Generalization Flashcards
What is generalization?
The idea of leveraging information about states we’ve been to predict states we haven’t yet been
What are some mappings/functions where you can apply generalization?
Mapping states to action
Value function/Q function
An RL model (transitions/rewards)
How do you represent Q learning as an update rule?
Delta(w^a_i) = alpha(r + gammamax_a’ Q(s’,a’) - Q(s,a)) * (partial Q(s,a)/ partial w^a_i)
the r + gammamax_a’ Q(s’,a’) portion is the Bellman equation
the (r + gammamax_a’ Q(s’,a’) - Q(s,a)) term is effectively TD error
What is the setup for a linear value function approximator?
Q(s,a) = Sum^n_i=1 [f_i(s) * w^a_i]
Each action gets a set of n weights to represent the Q values for that action. Dot product of weights gives the “importance” of all the features in contributing to an action’s value.
Looks like a 1-layer neural net w/o the max
Does generalization of the value function work in practice?

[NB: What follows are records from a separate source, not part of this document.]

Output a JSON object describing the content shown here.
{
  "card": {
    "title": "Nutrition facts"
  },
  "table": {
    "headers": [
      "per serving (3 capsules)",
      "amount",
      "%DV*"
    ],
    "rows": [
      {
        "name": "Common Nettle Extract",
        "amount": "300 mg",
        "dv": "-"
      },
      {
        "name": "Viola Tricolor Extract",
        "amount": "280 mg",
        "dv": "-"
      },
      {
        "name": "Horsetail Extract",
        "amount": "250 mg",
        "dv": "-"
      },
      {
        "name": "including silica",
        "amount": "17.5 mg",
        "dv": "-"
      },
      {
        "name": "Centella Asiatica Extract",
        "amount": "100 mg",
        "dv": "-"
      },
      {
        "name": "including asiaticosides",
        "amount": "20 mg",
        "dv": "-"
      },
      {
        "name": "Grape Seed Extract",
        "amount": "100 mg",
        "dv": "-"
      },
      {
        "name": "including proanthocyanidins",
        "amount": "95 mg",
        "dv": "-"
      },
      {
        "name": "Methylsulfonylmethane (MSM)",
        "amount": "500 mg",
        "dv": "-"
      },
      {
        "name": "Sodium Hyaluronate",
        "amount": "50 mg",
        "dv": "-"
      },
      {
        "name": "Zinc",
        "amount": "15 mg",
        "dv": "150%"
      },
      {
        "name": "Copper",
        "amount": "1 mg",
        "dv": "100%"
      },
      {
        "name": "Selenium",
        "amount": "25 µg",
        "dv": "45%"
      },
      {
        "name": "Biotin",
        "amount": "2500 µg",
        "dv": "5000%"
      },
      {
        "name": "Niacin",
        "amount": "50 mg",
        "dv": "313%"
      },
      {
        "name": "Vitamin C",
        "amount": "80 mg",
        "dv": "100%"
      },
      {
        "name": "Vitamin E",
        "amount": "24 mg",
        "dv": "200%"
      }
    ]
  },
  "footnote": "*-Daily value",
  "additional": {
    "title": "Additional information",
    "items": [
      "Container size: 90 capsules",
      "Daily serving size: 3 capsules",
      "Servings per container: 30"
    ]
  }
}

Kinda, there are some very successful examples
3-layer backprop (Tesauro, Wang/Dietrich)
CMAC (Sutton)
Linear nets (Singh, Parr)
DQN for Atari (Minh et all)
What are the requirements for features when doing value function generalization?

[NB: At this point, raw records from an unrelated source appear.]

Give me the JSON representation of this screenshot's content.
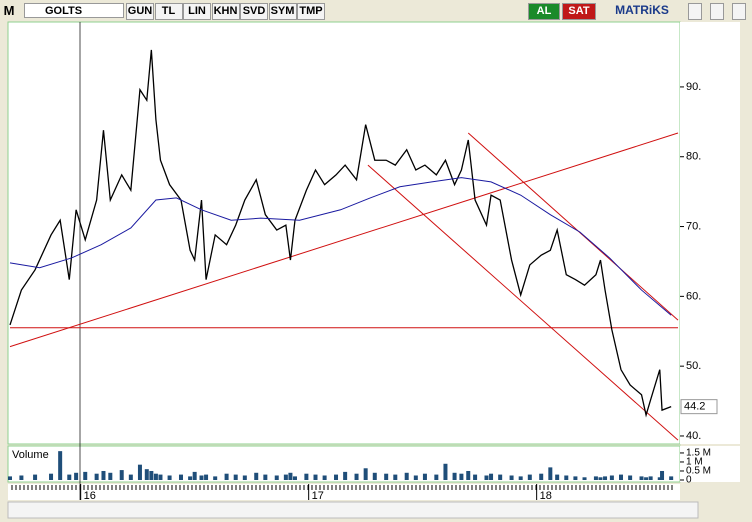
{
  "toolbar": {
    "logo": "M",
    "symbol": "GOLTS",
    "buttons": [
      "GUN",
      "TL",
      "LIN",
      "KHN",
      "SVD",
      "SYM",
      "TMP"
    ],
    "buy": "AL",
    "sell": "SAT",
    "brand": "MATRiKS"
  },
  "chart_data": {
    "type": "line",
    "xlim": [
      15.69,
      18.62
    ],
    "xticks": [
      16,
      17,
      18
    ],
    "ylim": [
      38.85,
      99.3
    ],
    "yticks": [
      {
        "value": 40,
        "label": "40."
      },
      {
        "value": 50,
        "label": "50."
      },
      {
        "value": 60,
        "label": "60."
      },
      {
        "value": 70,
        "label": "70."
      },
      {
        "value": 80,
        "label": "80."
      },
      {
        "value": 90,
        "label": "90."
      }
    ],
    "last_value": 44.2,
    "series": [
      {
        "color": "#000000",
        "x": [
          15.69,
          15.74,
          15.8,
          15.87,
          15.91,
          15.95,
          15.98,
          16.02,
          16.07,
          16.1,
          16.13,
          16.18,
          16.22,
          16.26,
          16.29,
          16.31,
          16.33,
          16.35,
          16.39,
          16.44,
          16.48,
          16.5,
          16.53,
          16.55,
          16.59,
          16.64,
          16.68,
          16.72,
          16.77,
          16.81,
          16.86,
          16.9,
          16.92,
          16.94,
          16.99,
          17.03,
          17.07,
          17.12,
          17.16,
          17.21,
          17.25,
          17.29,
          17.34,
          17.38,
          17.43,
          17.47,
          17.51,
          17.56,
          17.6,
          17.64,
          17.67,
          17.7,
          17.73,
          17.78,
          17.8,
          17.84,
          17.89,
          17.93,
          17.97,
          18.02,
          18.06,
          18.09,
          18.13,
          18.17,
          18.21,
          18.26,
          18.28,
          18.3,
          18.33,
          18.37,
          18.41,
          18.46,
          18.48,
          18.5,
          18.54,
          18.55,
          18.59
        ],
        "values": [
          55.9,
          60.9,
          63.8,
          68.8,
          70.9,
          62.4,
          72.4,
          68.1,
          73.8,
          83.8,
          73.8,
          77.4,
          75.2,
          89.6,
          88.1,
          95.3,
          85.3,
          79.5,
          76.0,
          73.8,
          66.6,
          65.2,
          73.8,
          62.4,
          68.8,
          67.4,
          70.2,
          73.8,
          76.7,
          71.7,
          69.5,
          70.2,
          65.2,
          70.9,
          75.2,
          78.1,
          76.0,
          77.4,
          78.8,
          76.7,
          84.6,
          79.5,
          79.5,
          78.8,
          81.0,
          78.1,
          78.8,
          77.4,
          79.5,
          76.0,
          78.1,
          82.4,
          73.8,
          70.2,
          74.5,
          73.8,
          65.2,
          60.2,
          64.5,
          65.9,
          66.6,
          69.5,
          63.1,
          62.4,
          61.6,
          63.1,
          65.2,
          60.9,
          55.2,
          49.5,
          47.3,
          45.9,
          43.0,
          45.2,
          49.5,
          43.7,
          44.2
        ]
      },
      {
        "color": "#1a1aa0",
        "x": [
          15.69,
          15.82,
          15.96,
          16.09,
          16.22,
          16.33,
          16.42,
          16.53,
          16.66,
          16.79,
          16.96,
          17.14,
          17.27,
          17.4,
          17.54,
          17.67,
          17.8,
          17.93,
          18.06,
          18.19,
          18.32,
          18.46,
          18.59
        ],
        "values": [
          64.8,
          64.1,
          65.5,
          67.4,
          69.8,
          73.8,
          74.1,
          72.4,
          70.9,
          71.2,
          70.9,
          72.4,
          74.1,
          75.7,
          76.4,
          77.0,
          76.4,
          74.5,
          71.7,
          69.2,
          65.5,
          60.9,
          57.3
        ]
      }
    ],
    "trendlines": [
      {
        "color": "#d01010",
        "x": [
          15.69,
          18.62
        ],
        "y": [
          52.8,
          83.4
        ]
      },
      {
        "color": "#d01010",
        "x": [
          15.69,
          18.62
        ],
        "y": [
          55.5,
          55.5
        ]
      },
      {
        "color": "#d01010",
        "x": [
          17.26,
          18.62
        ],
        "y": [
          78.8,
          39.4
        ]
      },
      {
        "color": "#d01010",
        "x": [
          17.7,
          18.62
        ],
        "y": [
          83.4,
          56.6
        ]
      }
    ],
    "volume": {
      "title": "Volume",
      "color": "#1f4e79",
      "ylim": [
        0,
        1830000
      ],
      "yticks": [
        0,
        {
          "value": 500000,
          "label": "0.5 M"
        },
        {
          "value": 1000000,
          "label": "1 M"
        },
        {
          "value": 1500000,
          "label": "1.5 M"
        }
      ],
      "values": [
        200000,
        250000,
        300000,
        350000,
        1600000,
        300000,
        400000,
        450000,
        350000,
        500000,
        400000,
        550000,
        300000,
        850000,
        600000,
        500000,
        350000,
        300000,
        250000,
        300000,
        200000,
        450000,
        250000,
        300000,
        200000,
        350000,
        300000,
        250000,
        400000,
        300000,
        250000,
        300000,
        400000,
        200000,
        350000,
        300000,
        250000,
        300000,
        450000,
        350000,
        650000,
        400000,
        350000,
        300000,
        400000,
        250000,
        350000,
        300000,
        900000,
        400000,
        350000,
        500000,
        300000,
        250000,
        350000,
        300000,
        250000,
        200000,
        300000,
        350000,
        700000,
        300000,
        250000,
        200000,
        150000,
        200000,
        150000,
        200000,
        250000,
        300000,
        250000,
        200000,
        150000,
        200000,
        150000,
        500000,
        200000
      ]
    }
  }
}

- They are computationally efficient
2. They are value informative
What is the interplay between the generalization papers by Tesauro, Boyan/Moore, and Sutton?
Tesauro got TD-Gammon to work really well
Boyan/Moore showed there are some examples where it should work well but doesn’t
Sutton then showed that in those bad examples things can work if you do training the right way
Bonus - Pollack showed that genetic algorithms work really well for backgammon as well. Is backgammon just good for learning or is TD value function approximation/generalization actually good?
Briefly describe Baird’s counter-example for generalization?
The problem is constructed in a simple near-tabular form where the true value function is a zero mapping (no rewards). Given the feature/weight vector setup it is infinitely representable (seems like it should be easy to learn). However, if using a bad update sequence we learn the wrong value function (the weights blow up to inf).
If properly initialized, however, (i.e. to 0) the exact answer is sticky as there is no reward (relies on the deterministic nature of the problem)
What is an averager (function approximators)?
Function approximators that interpolate points between those seen as convex combinations of known points.